Following months of denial and rebuttal from everyone associated with Liverpool, one of the club's most senior players has finally come out and admitted what everyone else knew all along - Gérard Houllier's men lost the plot from last November until the end of the season.

Stéphane Henchoz, who is expected to resume his all-important partnership with Sami Hyypia at the centre of Liverpool's defence for today's visit of the new-look Chelsea, also reveals that a psychologist was brought in to restore the players' confidence. "It's clear that we had a tricky season," says the 29-year-old, who missed much of the campaign through injury, and could only sit and watch as his team-mates let a seven-point lead disappear into the winter air before eventually finishing a disappointing fifth.

"We lost our way in November and never really managed to get back in the race. Sure, we were able to get the odd win here and there, but we simply couldn't put a run together. We would win one or two matches and then lose again. From November until the last game of the season, against Chelsea, we were destabilised."

One wonders whether the players and management team have worked out what went wrong. "No, not yet, to be honest," Henchoz explains. "I still can't believe it all happened. Up until November, everything was great: we were seven points clear and looking really solid. Then, suddenly we lose one game, two games, three... and it ends up being 11 games without a win. That's unbelievable for a club like Liverpool. It's never happened to me in my entire career.

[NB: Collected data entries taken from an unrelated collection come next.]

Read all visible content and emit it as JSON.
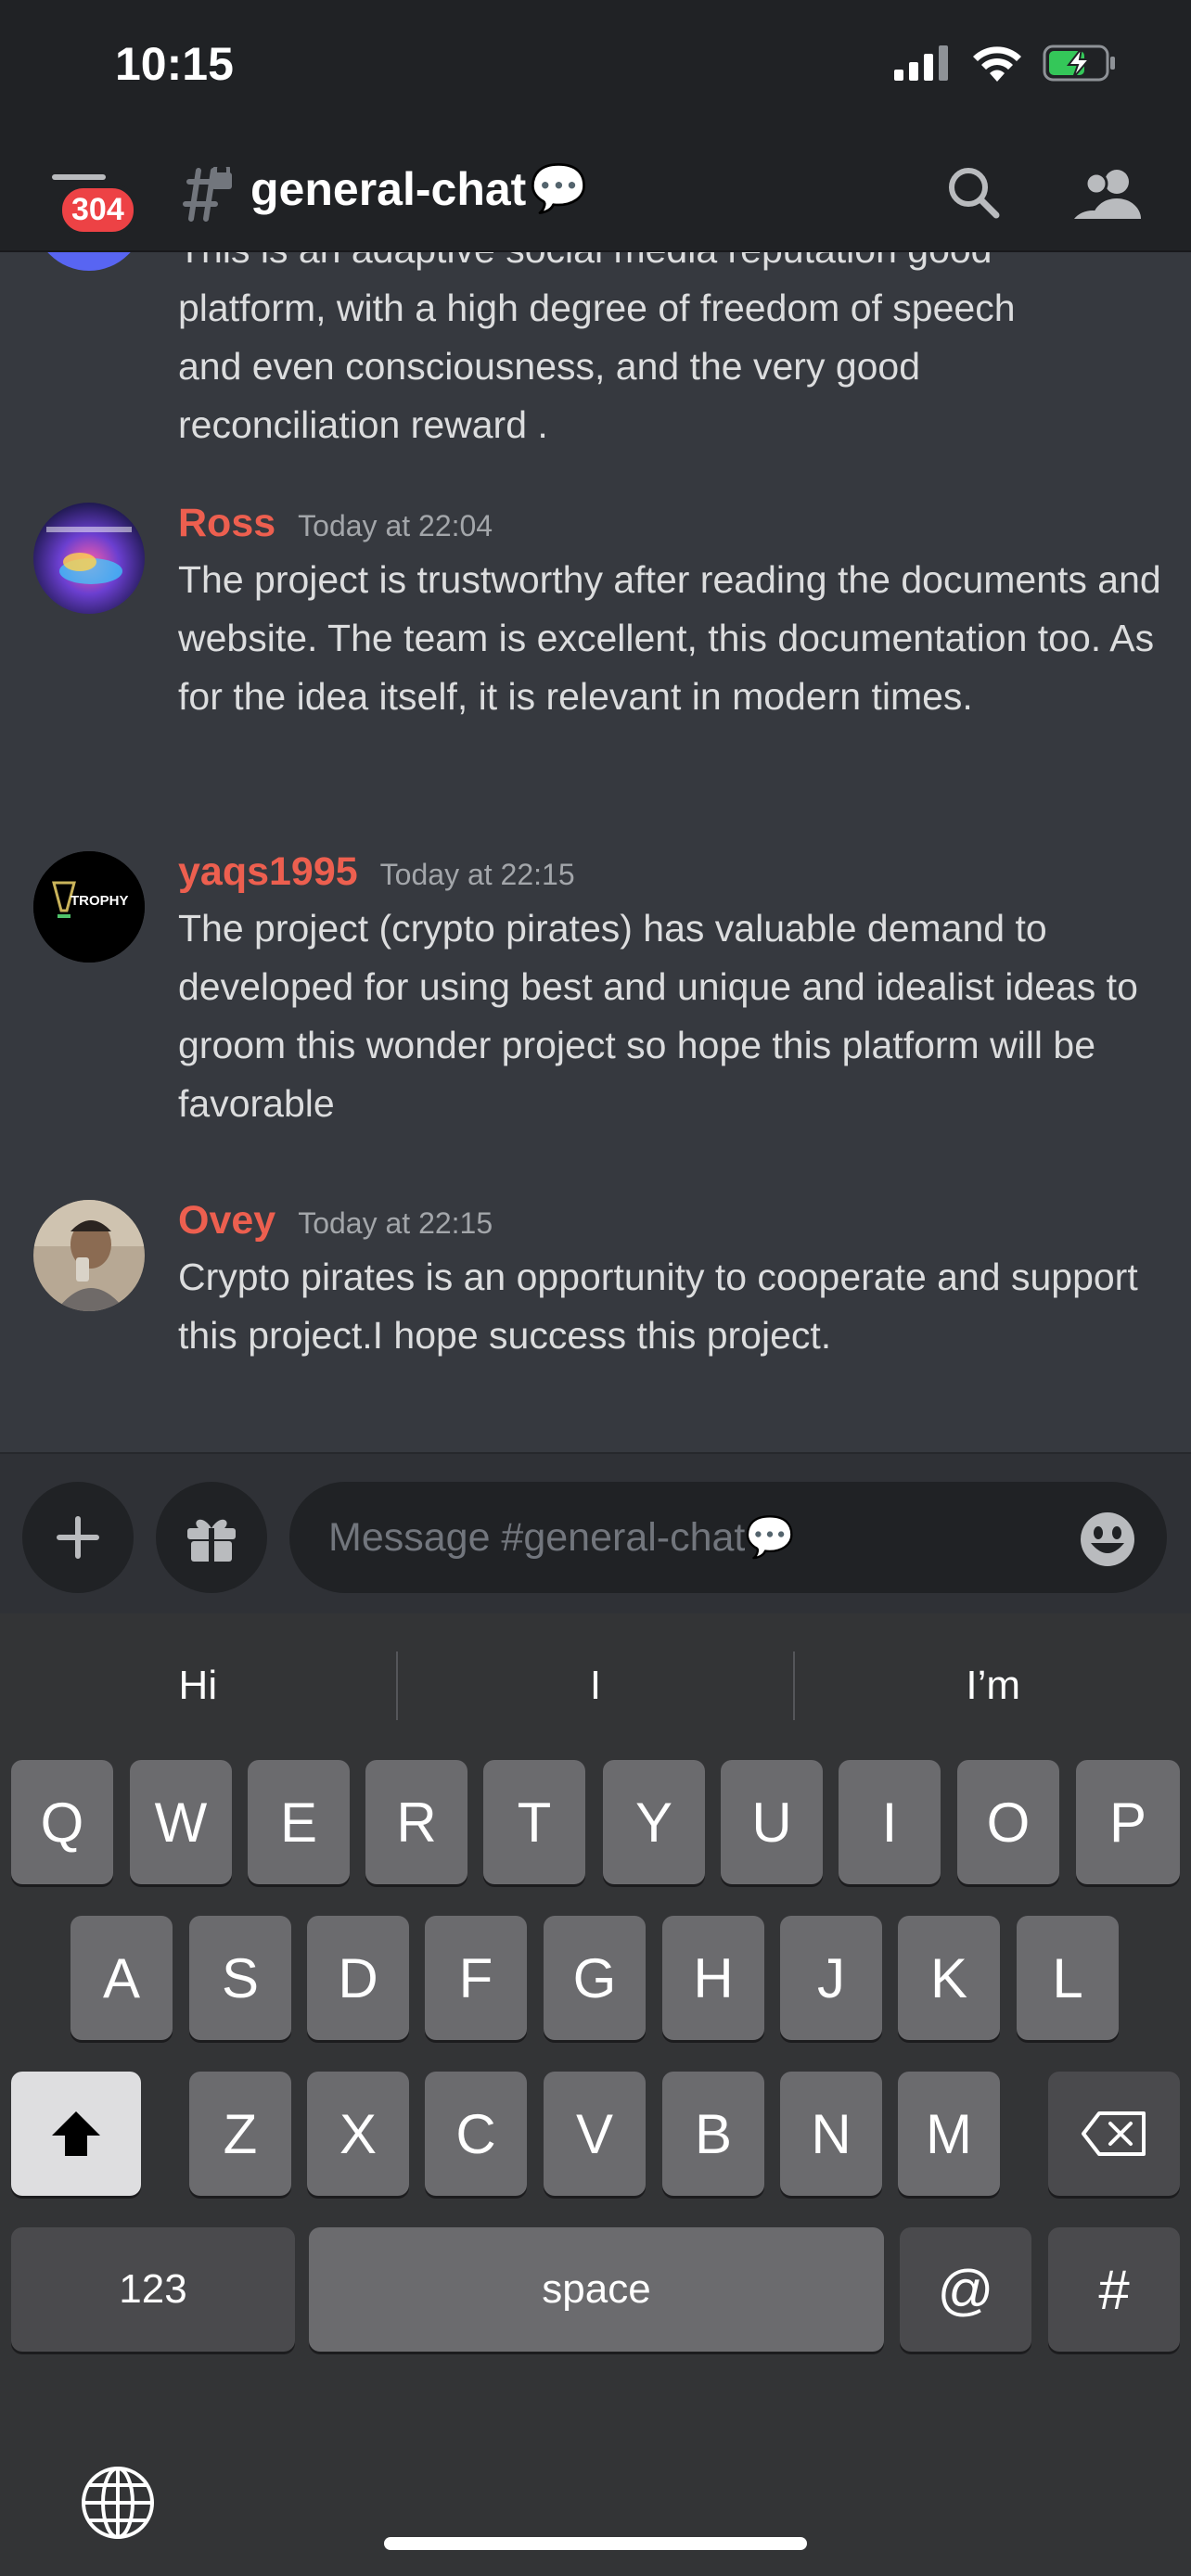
{
  "status_bar": {
    "time": "10:15"
  },
  "header": {
    "unread_badge": "304",
    "channel_name": "general-chat",
    "channel_emoji": "💬"
  },
  "messages": {
    "partial": {
      "lines": [
        "This is an adaptive social media reputation good",
        "platform, with a high degree of freedom of speech",
        "and even consciousness, and the very good",
        "reconciliation reward ."
      ]
    },
    "items": [
      {
        "author": "Ross",
        "timestamp": "Today at 22:04",
        "text": "The project is trustworthy after reading the documents and website. The team is excellent, this documentation too. As for the idea itself, it is relevant in modern times."
      },
      {
        "author": "yaqs1995",
        "timestamp": "Today at 22:15",
        "avatar_text": "TROPHY",
        "text": "The project (crypto pirates) has valuable demand to developed for using best and unique and idealist ideas to groom this wonder project so hope this platform will be favorable"
      },
      {
        "author": "Ovey",
        "timestamp": "Today at 22:15",
        "text": "Crypto pirates is an opportunity to cooperate and support this project.I hope success this project."
      }
    ]
  },
  "composer": {
    "placeholder": "Message #general-chat💬"
  },
  "keyboard": {
    "suggestions": [
      "Hi",
      "I",
      "I’m"
    ],
    "row1": [
      "Q",
      "W",
      "E",
      "R",
      "T",
      "Y",
      "U",
      "I",
      "O",
      "P"
    ],
    "row2": [
      "A",
      "S",
      "D",
      "F",
      "G",
      "H",
      "J",
      "K",
      "L"
    ],
    "row3": [
      "Z",
      "X",
      "C",
      "V",
      "B",
      "N",
      "M"
    ],
    "numbers_label": "123",
    "space_label": "space",
    "at_label": "@",
    "hash_label": "#"
  },
  "colors": {
    "background": "#36393f",
    "header": "#202225",
    "author": "#ed5f4f",
    "badge": "#ed4245"
  },
  "icons": [
    "hamburger-menu-icon",
    "locked-channel-icon",
    "search-icon",
    "members-icon",
    "plus-icon",
    "gift-icon",
    "emoji-icon",
    "shift-icon",
    "backspace-icon",
    "globe-icon"
  ]
}
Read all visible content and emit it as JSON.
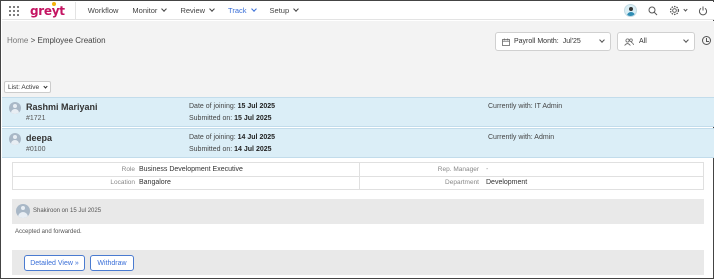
{
  "nav": {
    "logo": "greyt",
    "items": [
      {
        "label": "Workflow",
        "has_menu": false,
        "active": false
      },
      {
        "label": "Monitor",
        "has_menu": true,
        "active": false
      },
      {
        "label": "Review",
        "has_menu": true,
        "active": false
      },
      {
        "label": "Track",
        "has_menu": true,
        "active": true
      },
      {
        "label": "Setup",
        "has_menu": true,
        "active": false
      }
    ],
    "accent_color": "#3a6fd8",
    "logo_color": "#c41462"
  },
  "breadcrumb": {
    "home": "Home",
    "separator": ">",
    "current": "Employee Creation"
  },
  "filters": {
    "payroll_label": "Payroll Month:",
    "payroll_value": "Jul'25",
    "group_value": "All",
    "list_filter": "List: Active"
  },
  "employees": [
    {
      "name": "Rashmi Mariyani",
      "id": "#1721",
      "join_label": "Date of joining:",
      "join_date": "15 Jul 2025",
      "submitted_label": "Submitted on:",
      "submitted_date": "15 Jul 2025",
      "currently_with": "Currently with: IT Admin"
    },
    {
      "name": "deepa",
      "id": "#0100",
      "join_label": "Date of joining:",
      "join_date": "14 Jul 2025",
      "submitted_label": "Submitted on:",
      "submitted_date": "14 Jul 2025",
      "currently_with": "Currently with: Admin"
    }
  ],
  "details": {
    "role_label": "Role",
    "role_value": "Business Development Executive",
    "rep_manager_label": "Rep. Manager",
    "rep_manager_value": "-",
    "location_label": "Location",
    "location_value": "Bangalore",
    "department_label": "Department",
    "department_value": "Development"
  },
  "comment": {
    "author_line": "Shakiroon on 15 Jul 2025",
    "message": "Accepted and forwarded."
  },
  "actions": {
    "detailed_view": "Detailed View »",
    "withdraw": "Withdraw"
  }
}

Even when I played for small clubs - who can always have bad runs - I never had this sort of terrible sequence."

Henchoz, who says the team cannot wait to avenge last season's final-day defeat by Chelsea, attempts to explain how the players reacted during those nervy times. "It's the opposite to how you feel when you're confident," the Swiss international says. "In those positive situations, you step out on to the field knowing that you are going to be OK. Something inside tells you that you will not concede a goal, or that even if you do you'll score one more anyway.

"Last season was completely the reverse for us. We always felt vulnerable. Even when you are leading 1-0, you sense that something is going to happen to you. We were constantly scared."

In order to help his troops, Houllier brought in a psychologist, who dealt with players in groups and on a one-to-one basis. "The idea was to talk through the difficulties we were having and then try to understand why those difficulties were arising," Henchoz says. "We had to sit through the group sessions, but the individual ones were a matter of choice."

Henchoz is a fairly laid-back individual, but even he has to admit that the sessions helped. "There are certain aspects of psychology that might help one person but not another," he says, "so it was sort of a case of picking and choosing the bits that suited you.

"Overall, though, I must say that it can be beneficial. You sometimes sit there a little sceptical, but then you go away and often realise that actually the ideas might be quite good."

Does this mean that the psychologist will be at the club again this season, to ensure a smoother ride? "I don't know, to be honest," Henchoz says, "but I hope not. I hope that we won't need any help this year."